Manuscript Title:

MULTIMODAL DEEP LEARNING FRAMEWORK COMBINING IMAGE AND CLINICAL DATA FOR ACCURATE SKIN DISEASE PREDICTION

Author:

NIVEDHA S, BIJU J, SATHYARAJ S, PARTHASARATHI P

DOI Number:

DOI:10.5281/zenodo.17877457

Published : 2025-12-10

About the author(s)

1. NIVEDHA S - Assistant Professor, Department of Information Technology, Bannari Amman Institute of Technology, Sathyamangalam, Tamil Nadu, India.
2. BIJU J - Assistant Professor, Division of Data Science and Cyber Security, Karunya Institute of Technology and Sciences, Coimbatore, India.
3. SATHYARAJ S - Assistant Professor, Department of Artificial Intelligence and Data Science, NPR College of Engineering and Technology, Natham, Dindigul, Tamil Nadu.
4. PARTHASARATHI P - Associate Professor, Department of Computer Science and Engineering, Bannari Amman Institute of Technology, Sathyamangalam, Tamil Nadu, India.

Full Text : PDF

Abstract

The visual similarity between lesions and the lack of access to expert dermatological examination remains a clinical problem because it is challenging to diagnose with precision and early enough to treat skin diseases. Although the latest developments in artificial intelligence made the image-based diagnostics more efficient, the unimodal systems that only use a dermoscopic image do not necessarily see all the important details of the patients that could be used to improve the diagnostic accuracy. This paper presents a multimodal deep learning system that combines both dermoscopic images of the skin and structured clinical information in order to obtain a more accurate classification of skin diseases. In the approach, HAM10000 dataset is used and it consists of 10,015 annotated dermoscopic images with variables including patient age, sex, and lesion location. A Convolutional Neural Network (CNN) backbone is used to extract image features whereas Multilayer Perceptron (MLP) network is used to encode clinical attributes. They are merged with an attention-directed mechanism to extract complementary information of modalities. The experimental analysis proves that the proposed model attains 94.7% accuracy, F1-score of 0.93 and AUC of 0.96, which is better than image-only and clinical-only baselines.
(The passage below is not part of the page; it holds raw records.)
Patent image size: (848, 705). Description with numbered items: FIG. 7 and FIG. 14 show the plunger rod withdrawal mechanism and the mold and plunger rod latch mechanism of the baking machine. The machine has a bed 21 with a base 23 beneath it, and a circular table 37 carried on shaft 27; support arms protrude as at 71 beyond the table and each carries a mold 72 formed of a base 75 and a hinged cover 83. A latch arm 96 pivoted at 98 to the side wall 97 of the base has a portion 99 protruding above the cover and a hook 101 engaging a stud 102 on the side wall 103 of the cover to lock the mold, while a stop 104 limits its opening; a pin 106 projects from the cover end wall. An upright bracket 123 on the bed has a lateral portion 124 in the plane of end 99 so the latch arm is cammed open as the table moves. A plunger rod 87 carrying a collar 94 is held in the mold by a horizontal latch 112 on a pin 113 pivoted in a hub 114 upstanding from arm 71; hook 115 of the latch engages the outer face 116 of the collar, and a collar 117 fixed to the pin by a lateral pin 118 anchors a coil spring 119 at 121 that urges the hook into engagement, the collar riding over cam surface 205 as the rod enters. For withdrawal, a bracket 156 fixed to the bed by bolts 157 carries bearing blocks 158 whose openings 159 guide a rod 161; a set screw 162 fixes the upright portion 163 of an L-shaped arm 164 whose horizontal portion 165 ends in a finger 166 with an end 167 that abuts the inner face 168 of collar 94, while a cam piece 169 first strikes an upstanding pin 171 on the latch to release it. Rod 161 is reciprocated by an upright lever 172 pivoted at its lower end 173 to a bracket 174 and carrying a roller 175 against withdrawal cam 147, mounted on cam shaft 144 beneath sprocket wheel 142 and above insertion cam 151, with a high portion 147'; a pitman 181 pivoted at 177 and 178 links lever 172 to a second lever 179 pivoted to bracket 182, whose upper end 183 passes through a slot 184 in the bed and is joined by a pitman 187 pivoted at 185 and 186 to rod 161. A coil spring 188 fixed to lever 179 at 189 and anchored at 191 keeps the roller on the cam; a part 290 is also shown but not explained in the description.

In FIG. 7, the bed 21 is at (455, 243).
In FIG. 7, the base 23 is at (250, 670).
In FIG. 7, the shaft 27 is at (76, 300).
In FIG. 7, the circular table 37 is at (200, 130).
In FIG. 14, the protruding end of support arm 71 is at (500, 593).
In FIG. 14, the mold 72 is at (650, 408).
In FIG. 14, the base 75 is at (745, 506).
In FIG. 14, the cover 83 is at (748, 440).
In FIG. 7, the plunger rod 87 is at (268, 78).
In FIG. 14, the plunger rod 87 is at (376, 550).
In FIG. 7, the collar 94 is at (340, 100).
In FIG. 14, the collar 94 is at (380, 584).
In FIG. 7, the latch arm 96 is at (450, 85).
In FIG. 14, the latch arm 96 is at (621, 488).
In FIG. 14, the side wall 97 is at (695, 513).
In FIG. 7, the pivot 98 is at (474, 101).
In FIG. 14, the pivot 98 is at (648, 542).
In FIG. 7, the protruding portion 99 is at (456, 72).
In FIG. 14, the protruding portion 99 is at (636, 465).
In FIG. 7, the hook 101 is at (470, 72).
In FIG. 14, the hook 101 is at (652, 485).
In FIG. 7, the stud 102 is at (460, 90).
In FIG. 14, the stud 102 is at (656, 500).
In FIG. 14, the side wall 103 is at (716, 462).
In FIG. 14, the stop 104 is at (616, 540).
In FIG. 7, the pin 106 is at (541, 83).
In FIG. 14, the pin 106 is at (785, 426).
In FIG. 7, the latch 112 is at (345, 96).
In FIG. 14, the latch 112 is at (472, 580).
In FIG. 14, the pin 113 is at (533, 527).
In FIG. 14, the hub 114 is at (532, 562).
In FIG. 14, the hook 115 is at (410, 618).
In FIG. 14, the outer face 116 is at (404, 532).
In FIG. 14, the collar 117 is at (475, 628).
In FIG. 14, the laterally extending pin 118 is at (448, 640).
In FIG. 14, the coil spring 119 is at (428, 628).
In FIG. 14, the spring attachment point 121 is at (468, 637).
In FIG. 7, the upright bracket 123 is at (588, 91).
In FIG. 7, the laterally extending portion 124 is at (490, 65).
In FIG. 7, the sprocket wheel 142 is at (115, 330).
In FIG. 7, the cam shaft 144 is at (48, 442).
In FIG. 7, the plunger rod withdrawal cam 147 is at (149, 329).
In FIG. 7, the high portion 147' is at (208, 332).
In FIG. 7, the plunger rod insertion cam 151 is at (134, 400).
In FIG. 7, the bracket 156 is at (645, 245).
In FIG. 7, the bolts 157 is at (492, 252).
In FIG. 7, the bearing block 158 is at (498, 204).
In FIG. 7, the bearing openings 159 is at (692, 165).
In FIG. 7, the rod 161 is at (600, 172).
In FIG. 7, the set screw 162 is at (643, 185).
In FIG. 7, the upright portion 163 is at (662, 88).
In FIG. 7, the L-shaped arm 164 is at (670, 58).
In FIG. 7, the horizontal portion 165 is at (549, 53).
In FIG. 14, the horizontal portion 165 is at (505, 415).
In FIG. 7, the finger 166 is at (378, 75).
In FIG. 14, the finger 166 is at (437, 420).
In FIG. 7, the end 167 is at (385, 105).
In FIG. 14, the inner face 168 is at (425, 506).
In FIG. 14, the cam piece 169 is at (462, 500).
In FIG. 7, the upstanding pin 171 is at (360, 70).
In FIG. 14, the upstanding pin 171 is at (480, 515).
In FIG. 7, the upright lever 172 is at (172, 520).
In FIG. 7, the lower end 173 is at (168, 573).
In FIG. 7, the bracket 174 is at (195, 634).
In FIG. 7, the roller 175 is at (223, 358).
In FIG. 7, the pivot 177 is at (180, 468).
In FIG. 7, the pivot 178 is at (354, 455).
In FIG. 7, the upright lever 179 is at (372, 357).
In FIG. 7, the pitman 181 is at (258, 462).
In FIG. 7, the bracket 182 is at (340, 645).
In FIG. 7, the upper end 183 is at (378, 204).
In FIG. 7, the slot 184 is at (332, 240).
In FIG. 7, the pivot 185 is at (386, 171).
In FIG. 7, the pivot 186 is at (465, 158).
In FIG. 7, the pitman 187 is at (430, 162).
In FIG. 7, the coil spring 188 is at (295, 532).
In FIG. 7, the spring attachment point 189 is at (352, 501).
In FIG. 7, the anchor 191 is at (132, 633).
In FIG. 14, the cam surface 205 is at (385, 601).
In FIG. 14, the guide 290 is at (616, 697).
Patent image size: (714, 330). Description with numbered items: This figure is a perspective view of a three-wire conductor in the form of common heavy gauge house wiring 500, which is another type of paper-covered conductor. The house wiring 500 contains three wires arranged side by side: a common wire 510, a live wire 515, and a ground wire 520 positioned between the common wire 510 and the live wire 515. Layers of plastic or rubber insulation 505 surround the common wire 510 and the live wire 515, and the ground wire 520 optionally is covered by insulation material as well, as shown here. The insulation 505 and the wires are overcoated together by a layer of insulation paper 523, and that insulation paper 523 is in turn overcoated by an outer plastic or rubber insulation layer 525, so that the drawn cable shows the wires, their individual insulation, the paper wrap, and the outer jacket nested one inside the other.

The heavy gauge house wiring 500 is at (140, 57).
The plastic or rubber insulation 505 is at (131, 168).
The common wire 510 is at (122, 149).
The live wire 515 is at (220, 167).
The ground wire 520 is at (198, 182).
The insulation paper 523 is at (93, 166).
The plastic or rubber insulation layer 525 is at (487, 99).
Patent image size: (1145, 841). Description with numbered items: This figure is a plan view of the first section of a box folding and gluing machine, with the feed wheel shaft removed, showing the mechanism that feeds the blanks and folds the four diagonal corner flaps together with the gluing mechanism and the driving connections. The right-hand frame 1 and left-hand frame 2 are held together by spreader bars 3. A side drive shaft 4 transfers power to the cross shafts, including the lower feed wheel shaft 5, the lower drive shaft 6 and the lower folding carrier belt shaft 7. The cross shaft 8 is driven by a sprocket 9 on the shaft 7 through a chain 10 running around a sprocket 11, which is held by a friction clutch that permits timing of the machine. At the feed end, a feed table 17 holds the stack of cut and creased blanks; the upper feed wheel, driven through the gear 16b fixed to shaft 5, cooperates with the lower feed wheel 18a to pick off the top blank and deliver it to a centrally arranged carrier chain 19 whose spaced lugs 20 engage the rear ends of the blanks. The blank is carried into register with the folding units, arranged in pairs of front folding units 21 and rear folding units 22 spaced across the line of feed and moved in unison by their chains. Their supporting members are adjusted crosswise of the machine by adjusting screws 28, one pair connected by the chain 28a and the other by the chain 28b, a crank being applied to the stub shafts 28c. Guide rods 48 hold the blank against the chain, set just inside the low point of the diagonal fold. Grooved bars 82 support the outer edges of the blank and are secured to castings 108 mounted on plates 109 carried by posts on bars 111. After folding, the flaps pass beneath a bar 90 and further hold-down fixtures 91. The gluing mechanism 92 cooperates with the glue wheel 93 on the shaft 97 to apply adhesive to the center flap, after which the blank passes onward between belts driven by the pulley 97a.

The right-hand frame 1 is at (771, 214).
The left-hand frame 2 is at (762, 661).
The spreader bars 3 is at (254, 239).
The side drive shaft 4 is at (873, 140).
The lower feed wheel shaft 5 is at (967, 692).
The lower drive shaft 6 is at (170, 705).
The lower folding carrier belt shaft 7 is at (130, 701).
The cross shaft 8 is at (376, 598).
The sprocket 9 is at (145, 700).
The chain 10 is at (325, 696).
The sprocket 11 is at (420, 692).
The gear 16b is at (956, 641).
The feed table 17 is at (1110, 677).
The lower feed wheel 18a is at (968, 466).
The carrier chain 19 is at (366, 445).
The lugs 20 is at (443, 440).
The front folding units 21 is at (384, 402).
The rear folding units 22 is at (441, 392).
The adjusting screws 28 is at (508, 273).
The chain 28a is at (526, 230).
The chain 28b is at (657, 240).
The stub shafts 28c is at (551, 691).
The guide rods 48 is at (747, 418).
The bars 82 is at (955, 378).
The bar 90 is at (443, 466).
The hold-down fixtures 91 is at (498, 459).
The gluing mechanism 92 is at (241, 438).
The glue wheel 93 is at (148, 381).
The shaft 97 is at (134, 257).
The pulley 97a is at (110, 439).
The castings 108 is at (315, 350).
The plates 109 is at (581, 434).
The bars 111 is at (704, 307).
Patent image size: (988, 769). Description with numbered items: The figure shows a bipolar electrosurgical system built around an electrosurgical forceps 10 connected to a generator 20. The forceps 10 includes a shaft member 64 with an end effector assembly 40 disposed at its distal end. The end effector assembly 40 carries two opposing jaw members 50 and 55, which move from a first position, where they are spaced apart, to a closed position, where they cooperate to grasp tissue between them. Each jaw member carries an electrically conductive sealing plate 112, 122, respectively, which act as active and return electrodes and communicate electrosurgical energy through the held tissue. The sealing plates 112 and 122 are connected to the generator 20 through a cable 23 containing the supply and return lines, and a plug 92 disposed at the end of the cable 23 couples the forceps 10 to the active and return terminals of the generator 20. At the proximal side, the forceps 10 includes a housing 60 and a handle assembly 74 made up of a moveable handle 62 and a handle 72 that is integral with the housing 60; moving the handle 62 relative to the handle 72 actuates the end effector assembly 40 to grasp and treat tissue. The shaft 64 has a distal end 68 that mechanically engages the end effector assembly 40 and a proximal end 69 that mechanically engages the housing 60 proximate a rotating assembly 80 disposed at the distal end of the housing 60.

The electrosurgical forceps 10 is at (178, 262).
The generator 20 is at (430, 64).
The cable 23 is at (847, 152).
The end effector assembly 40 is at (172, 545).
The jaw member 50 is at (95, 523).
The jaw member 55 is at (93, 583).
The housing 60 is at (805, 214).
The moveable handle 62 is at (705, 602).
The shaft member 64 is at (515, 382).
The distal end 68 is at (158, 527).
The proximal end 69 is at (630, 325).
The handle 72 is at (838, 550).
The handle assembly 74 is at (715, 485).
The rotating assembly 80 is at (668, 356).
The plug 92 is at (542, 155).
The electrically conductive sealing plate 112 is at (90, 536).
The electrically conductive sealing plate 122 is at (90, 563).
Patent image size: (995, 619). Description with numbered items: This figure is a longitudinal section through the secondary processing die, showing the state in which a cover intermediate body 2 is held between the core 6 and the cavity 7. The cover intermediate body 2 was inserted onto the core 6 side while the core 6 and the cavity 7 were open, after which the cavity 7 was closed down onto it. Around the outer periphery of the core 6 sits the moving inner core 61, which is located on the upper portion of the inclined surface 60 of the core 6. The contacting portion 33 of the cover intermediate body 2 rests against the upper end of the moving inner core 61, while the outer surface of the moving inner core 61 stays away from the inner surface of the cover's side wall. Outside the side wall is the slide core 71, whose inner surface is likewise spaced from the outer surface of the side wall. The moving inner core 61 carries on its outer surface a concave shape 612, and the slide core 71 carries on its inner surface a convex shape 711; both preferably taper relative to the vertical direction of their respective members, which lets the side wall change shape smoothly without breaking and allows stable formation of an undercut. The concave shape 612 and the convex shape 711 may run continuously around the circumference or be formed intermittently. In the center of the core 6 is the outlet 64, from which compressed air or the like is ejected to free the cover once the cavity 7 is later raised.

The findings prove the hypothesis that clinical metadata combined with visual features can greatly improve the classification robustness and interpretability. The suggested framework has a high potential to be a clinical decision-support system among dermatologists, which will help detect skin diseases earlier and more accurately.


Keywords

Deep Learning, Multimodal Learning, Dermatology AI, Clinical Data Fusion, Skin Disease Classification, Medical Imaging, Machine Learning in Healthcare.